Gazeteciler anlatıyor: “Değişik bir şey yapacağım” kaygısı çok yanlış, haberciler sadece kamu yararını gözetmeli

Fotoğraflar: Güldenay Sonumut

Afet bölgesindeki gazetecilerin izlenimlerini ve deneyimlerini aktardığımız “Deprem Haberciliği” yazı dizisinin 5. bölümü için, ulusal ve uluslararası medyadan 5 gazeteciyle görüştük. Sky News’un Türkiye editörü Güldenay Sonumut, “değişik bir şey yapacağım” kaygısının haberciliği örselediğini, oysa sadece kamu yararının gözetilmesi gerektiğini vurguluyor.

AFP’den İlyas Akengin, Yol TV’den Selin Yurdakul Şahin, Mezopotamya Ajansı’ndan Berivan Kutlu ve Artı TV’den Abdurrahman Kır deprem bölgesindeki koordinasyon eksikliğini doğruluyor. Akengin, “bölgede çalışan güvenilir gazetecilerin geçtiği haber ve bilgilere önem verilmesi” gerektiğini söylüyor.
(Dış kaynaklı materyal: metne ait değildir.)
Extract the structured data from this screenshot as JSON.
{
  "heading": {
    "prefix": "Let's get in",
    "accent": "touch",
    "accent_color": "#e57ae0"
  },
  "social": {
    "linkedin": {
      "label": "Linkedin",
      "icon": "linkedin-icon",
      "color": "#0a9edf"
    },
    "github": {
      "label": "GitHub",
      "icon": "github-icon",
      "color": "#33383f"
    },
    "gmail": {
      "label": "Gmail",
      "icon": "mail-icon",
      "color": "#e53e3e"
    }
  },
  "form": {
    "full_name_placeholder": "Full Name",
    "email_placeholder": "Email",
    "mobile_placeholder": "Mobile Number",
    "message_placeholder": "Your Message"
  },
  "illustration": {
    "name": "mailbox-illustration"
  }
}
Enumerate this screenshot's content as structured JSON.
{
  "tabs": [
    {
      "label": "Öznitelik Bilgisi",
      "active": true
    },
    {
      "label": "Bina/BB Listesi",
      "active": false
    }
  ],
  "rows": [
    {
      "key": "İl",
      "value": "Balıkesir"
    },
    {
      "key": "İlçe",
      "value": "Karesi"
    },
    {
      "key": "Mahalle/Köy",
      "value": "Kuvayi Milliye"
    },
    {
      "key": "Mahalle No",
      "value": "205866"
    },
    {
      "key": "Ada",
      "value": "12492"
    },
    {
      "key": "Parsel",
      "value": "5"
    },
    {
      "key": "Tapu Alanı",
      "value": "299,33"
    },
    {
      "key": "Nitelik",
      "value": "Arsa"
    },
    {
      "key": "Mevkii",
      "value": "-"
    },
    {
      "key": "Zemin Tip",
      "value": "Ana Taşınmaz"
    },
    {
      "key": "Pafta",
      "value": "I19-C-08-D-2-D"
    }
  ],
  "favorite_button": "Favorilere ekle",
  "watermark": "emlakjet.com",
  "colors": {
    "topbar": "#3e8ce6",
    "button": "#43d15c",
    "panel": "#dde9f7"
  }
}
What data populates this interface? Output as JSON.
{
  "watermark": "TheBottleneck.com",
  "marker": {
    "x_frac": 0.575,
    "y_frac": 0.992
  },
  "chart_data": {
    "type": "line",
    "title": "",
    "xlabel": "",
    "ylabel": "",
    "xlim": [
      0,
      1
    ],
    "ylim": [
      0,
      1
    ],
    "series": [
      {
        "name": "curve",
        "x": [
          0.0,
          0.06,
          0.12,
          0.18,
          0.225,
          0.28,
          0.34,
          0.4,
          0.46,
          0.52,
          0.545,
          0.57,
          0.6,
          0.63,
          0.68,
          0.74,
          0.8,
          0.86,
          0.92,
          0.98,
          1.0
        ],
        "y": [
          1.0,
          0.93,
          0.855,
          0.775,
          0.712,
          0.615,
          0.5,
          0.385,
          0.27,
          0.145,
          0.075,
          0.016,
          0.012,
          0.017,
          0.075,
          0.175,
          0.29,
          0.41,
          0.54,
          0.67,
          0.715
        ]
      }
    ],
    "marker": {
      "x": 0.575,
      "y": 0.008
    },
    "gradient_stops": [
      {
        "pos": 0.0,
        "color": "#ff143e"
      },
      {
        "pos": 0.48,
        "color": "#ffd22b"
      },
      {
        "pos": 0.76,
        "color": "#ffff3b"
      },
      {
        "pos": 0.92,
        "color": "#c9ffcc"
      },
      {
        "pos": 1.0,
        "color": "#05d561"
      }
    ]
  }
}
Kahramanmaraş’ta 6 Şubat’ta meydana gelen ve 10 ilde onbinlerce can kaybına neden olan iki depremin ardından Hatay’a giden Sky News’un Türkiye Editörü Güldenay Sonumut, daha önce defalarca ziyaret ettiği bu ili bu kez tanıyamamış. Antakya, Arsuz, İskenderun ve Samandağ ilçelerinde çalışan Sonumut şöyle diyor:

  • En kötüsü, gerçekten en felâketi Antakya’ydı… Açıkçası dünyanın sonu manzaralarıyla karşı karşıyaydık. Bugün de başka yabancı basın mensubu arkadaşlarımla konuşurken söyledim: Antakya’da apokaliptik mahşer görüntüsü vardı… Yani gerçekten koskoca bir şehir yok olmuş.

Hatay’da geçmişte beraber çalıştıkları kişilerin ya kendilerinin ya yakınlarının ya da akrabalarının vefat ettiğini söyleyen Sonumut, “Hatay’ın bir daha eski Hatay olmayacağı çok açık” diye ekliyor.

Deprem gibi olaylarda yanlış bilgi her zamankinden daha hızlı yayılıyor. Yanlış bilgiyle mücadele yöntemlerine dair konuşan Sonumut, Sky News’un gelen hiçbir bilgiyi teyit etmeden kullanmadığının altını çiziyor. Kanalın “üçlü doğrulama sistemi” var:

  • Haberleri ancak çoklu teyitten sonra, kaynaklarıyla beraber teyit ederek kullanmaya özen gösteriyoruz. Bu da çok zaman alıyor. Özellikle bu tür kriz haberciliğinde çok hızlı bir şekilde ilk haberi vermek çok doğru olmuyor…
Adıyaman’da Merve Apartmanı’nın enkazından 77 yaşındaki Fatma Güngör, depremin 212. saatinde kurtarılmıştı. Fotoğraf: Mesut Varol/AA

Meslek yaşamında ilk kez bir depremi takip eden Sonumut, Hatay’da gazeteciler arasında yardımlaşma olduğunu aktarıyor. Gazetecilerin dayanışmayı sürdürmeleri gerektiğini ifade eden Sonumut, önemli olanın haber atlatmak değil, doğru haber yapmak ve bunu halka doğru yansıtmak olduğunu belirtiyor.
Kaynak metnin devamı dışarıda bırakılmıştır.